En este entorno, los gestores no buscan heroicidades; buscan señales. Y la señal, hoy, la da el CPI.
Qué puede pasar ahora en la sesión
A partir de la publicación del dato, el mercado mirará tres cosas casi al mismo tiempo: la sorpresa en el titular, la subyacente y el detalle de componentes ligados a energía y transporte. Si el impacto del crudo aparece encapsulado, las bolsas podrían respirar. Si se ve contagio, habrá rotación hacia sectores defensivos y presión añadida sobre crecimiento.

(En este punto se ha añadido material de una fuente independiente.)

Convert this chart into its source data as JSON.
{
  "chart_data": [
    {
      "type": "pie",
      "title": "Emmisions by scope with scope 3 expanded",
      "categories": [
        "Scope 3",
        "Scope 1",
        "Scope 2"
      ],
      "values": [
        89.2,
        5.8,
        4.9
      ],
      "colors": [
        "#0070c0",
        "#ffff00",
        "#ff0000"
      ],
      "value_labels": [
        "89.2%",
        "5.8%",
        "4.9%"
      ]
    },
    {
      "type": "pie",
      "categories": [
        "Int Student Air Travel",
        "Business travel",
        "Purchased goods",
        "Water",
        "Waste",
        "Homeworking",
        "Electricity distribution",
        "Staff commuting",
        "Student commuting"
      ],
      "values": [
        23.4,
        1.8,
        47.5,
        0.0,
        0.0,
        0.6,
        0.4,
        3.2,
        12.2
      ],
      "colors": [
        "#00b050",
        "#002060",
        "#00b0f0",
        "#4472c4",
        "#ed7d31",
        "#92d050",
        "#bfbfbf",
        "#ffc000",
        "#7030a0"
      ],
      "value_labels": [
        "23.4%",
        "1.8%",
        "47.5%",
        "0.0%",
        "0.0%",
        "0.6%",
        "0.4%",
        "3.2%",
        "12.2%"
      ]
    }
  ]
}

También pesará la geopolítica. Las declaraciones de Trump —entre la amenaza y la diplomacia— elevan la volatilidad porque introducen un factor binario: una frase puede mover el barril más rápido que un informe. Con el Brent por encima de 106 dólares, la inflación no es un debate académico: es un coste inmediato.
La jornada, en definitiva, no decidirá solo una apertura. Decidirá si el mercado vuelve a temer lo que más odia: que los tipos altos no sean una fase, sino una normalidad.